TACOMA, Wash. -- Two school districts in the Puget Sound region are still not open, with striking teachers protesting for higher pay.
Tumwater and Tacoma school districts are still at odds over teacher pay and there is no word when students will start school in those districts.
With a slew of strikes starting off the school year, teacher salaries have dominated headlines.
But what do administrative salaries look like and what does it mean for the quality of education.
“I think there is a lot of debate in the field about whether or not there is a magic ratio of direct institutional costs to other costs,” Professor Meredith Honig at UW College of Education said.
As that magic ratio continues to be up for debate, here are the administrative costs from 2016-2017 school year for the top four largest school districts.
Seattle Public Schools came in at $3,300,074. SPS has the largest student population in the state with more than 50,000 students.

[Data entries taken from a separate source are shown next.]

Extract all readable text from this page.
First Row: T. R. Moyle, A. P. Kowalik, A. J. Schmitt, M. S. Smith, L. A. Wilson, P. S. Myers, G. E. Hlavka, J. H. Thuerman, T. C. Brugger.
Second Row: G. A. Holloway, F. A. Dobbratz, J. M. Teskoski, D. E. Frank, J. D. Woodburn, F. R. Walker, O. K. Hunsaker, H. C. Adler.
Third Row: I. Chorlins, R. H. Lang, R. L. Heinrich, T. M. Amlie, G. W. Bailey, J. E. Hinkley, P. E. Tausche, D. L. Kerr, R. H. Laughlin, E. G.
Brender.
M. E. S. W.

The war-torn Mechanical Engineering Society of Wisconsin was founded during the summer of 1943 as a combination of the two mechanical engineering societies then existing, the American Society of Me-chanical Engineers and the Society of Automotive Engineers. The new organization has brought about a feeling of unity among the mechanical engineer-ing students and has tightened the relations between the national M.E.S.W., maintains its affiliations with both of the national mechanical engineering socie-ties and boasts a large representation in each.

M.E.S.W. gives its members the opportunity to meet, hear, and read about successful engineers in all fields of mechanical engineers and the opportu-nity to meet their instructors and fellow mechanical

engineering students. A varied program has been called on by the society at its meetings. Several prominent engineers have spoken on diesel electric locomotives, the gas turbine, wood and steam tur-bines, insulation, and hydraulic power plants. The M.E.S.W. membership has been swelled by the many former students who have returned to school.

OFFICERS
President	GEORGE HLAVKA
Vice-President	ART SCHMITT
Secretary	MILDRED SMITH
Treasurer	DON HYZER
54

Spokane is the second largest with nearly 29,000 students and they spent $2,107,287 on administrative costs.
Lake Washington is similar in size as Spokane and they spent $2,569,897.
Tacoma is the fourth largest district with about 27,000 students and they used up $2,379,176 on administrative costs.
If you compare those costs to the total expenditures the districts had the same school year, Lake Washington schools spent the most on administrative costs, using .82%. So the largest districts are spending less than 1% of their expenditures on administrative costs.
“So when you are looking at administrative costs, it can be important to consider the extent to which those costs are going towards making teachers' working conditions better,” Honig said.
Salaries for superintendents take up a portion of those funds.
Out of the top 4 districts, Tacoma Public Schools Superintendent Carla Santorno made the most compensation in 2016 to 2017, netting $324,728.
She was followed by former Seattle Public Schools Superintendent Larry Nyland at $314,847.
“This is what the market will bear; they have to offer those salaries to attract top people, the job has become exponentially harder in recent years,” Honig said.
Honig says it’s about supply and demand -- not enough qualified people in the country to lead school districts.
“It’s very important not to over-generalize whether or not administrative costs are good and bad you have to look at what the costs are for,” Honig said.
Honig also says look at the responsibilities superintendents have. Despite the high salaries, there is frequent turnover and school boards across the country are competing to hire from a small pool of qualified candidates.